O diagnóstico por imagem é um apoio cada vez mais presente no diagnóstico em Medicina, por isso é fundamental aprender a utilizar melhor os exames radiológicos. Analise o caso abaixo e depois acompanhe a discussão para conhecer as principais causas de erros em Radiologia. Ao final, apresentamos algumas dicas valiosas para ajudar você a utilizar melhor os exames de imagem!

Caso clínico

Um homem idoso é admitido no pronto-socorro com sepse e insuficiência respiratória e é rapidamente intubado. O médico pergunta à esposa do paciente se ele vinha tendo algum sintoma de pneumonia, e ela diz que ele vinha tendo dor nas costas há alguns dias, febre há 2 dias e falta de ar há 1 dia.
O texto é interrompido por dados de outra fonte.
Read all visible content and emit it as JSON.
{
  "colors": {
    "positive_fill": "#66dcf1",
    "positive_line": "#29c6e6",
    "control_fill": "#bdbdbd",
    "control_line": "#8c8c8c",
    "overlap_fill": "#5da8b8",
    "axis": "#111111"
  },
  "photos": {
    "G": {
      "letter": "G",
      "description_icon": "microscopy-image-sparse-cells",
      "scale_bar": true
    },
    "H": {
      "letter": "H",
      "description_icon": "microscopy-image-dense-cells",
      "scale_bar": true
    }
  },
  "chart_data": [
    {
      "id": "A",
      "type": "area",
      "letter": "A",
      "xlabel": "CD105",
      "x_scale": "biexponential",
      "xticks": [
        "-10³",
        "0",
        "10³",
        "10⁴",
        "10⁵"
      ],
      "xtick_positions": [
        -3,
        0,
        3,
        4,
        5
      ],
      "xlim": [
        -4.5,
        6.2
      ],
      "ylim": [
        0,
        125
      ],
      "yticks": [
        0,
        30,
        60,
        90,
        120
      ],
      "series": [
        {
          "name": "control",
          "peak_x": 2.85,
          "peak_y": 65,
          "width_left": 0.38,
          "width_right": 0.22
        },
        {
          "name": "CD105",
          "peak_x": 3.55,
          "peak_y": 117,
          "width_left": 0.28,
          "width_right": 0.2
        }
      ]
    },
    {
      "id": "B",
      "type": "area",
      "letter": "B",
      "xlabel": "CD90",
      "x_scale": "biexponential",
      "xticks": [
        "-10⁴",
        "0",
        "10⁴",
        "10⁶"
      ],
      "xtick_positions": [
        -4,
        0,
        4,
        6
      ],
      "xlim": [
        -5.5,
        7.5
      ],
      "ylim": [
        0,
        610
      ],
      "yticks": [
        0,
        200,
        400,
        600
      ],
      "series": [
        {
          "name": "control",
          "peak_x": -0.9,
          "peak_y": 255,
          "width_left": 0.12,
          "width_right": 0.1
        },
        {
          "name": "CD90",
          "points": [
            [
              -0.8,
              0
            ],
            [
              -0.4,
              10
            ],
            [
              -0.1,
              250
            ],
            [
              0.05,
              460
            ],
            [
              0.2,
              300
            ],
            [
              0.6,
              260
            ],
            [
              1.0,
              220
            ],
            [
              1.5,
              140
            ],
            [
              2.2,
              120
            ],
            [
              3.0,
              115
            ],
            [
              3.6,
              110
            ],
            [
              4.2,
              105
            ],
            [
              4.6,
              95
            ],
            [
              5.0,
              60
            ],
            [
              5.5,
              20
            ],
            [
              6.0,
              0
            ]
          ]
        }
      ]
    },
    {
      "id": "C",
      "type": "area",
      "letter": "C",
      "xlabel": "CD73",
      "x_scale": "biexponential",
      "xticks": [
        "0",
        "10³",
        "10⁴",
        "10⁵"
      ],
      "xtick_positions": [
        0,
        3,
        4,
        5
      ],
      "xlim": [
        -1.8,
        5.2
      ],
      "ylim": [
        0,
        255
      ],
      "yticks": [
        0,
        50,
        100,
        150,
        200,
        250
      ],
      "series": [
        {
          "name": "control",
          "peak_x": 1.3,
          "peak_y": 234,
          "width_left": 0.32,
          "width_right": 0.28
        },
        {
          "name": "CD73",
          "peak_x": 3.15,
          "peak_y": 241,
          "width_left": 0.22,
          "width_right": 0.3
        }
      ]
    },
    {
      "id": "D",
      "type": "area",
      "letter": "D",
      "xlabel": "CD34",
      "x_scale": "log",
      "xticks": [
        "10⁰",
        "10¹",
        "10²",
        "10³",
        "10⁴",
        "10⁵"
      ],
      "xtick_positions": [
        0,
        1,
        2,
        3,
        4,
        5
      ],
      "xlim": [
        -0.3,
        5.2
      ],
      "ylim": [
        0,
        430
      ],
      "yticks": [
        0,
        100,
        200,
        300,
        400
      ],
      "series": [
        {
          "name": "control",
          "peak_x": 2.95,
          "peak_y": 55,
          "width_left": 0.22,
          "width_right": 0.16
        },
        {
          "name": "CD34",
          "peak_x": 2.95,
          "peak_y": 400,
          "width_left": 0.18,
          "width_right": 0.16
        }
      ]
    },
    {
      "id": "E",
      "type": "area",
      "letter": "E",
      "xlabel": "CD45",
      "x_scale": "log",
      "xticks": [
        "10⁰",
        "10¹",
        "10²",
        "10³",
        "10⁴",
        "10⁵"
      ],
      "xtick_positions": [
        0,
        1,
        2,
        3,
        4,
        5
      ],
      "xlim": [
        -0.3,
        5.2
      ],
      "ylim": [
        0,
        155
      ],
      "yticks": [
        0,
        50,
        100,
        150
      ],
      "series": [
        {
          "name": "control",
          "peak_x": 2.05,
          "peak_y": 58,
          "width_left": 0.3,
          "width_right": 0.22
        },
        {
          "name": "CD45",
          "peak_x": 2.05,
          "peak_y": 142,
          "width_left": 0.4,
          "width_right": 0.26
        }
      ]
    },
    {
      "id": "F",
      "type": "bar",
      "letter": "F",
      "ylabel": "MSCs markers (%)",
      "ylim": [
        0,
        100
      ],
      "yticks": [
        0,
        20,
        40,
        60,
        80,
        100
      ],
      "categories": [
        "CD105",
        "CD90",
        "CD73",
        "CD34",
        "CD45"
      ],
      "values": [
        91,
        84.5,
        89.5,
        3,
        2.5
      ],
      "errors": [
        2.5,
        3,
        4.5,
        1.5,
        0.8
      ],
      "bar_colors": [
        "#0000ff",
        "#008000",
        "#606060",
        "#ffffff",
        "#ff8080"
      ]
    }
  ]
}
Ele havia sido tratado de tuberculose (TB) há 3 anos.

Radiografia e tomografia (TC) de tórax são solicitados, bem como TC de abdome, pois ele também apresentava distensão abdominal. Os exames são discutidos com o residente da Radiologia, que descreve infiltrados pulmonares bilaterais e uma imagem sequelar em ápice do pulmão direito. A tomografia de abdome mostra cálculos em vesícula biliar.

O médico assistente diagnostica sepse de foco pulmonar e inicia antibióticos para pneumonia.

Após 48 horas não há melhora; pelo contrário, o paciente evolui com choque séptico e insuficiência renal aguda. Devido à distensão abdominal, à tarde é realizada uma ultrassonografia que revela hidronefrose à esquerda e um cálculo obstrutivo em ureter.

Ele é submetido a passagem de cateter duplo J, com saída de líquido purulento.

Com SARA e choque refratário, o paciente evolui a óbito naquela noite.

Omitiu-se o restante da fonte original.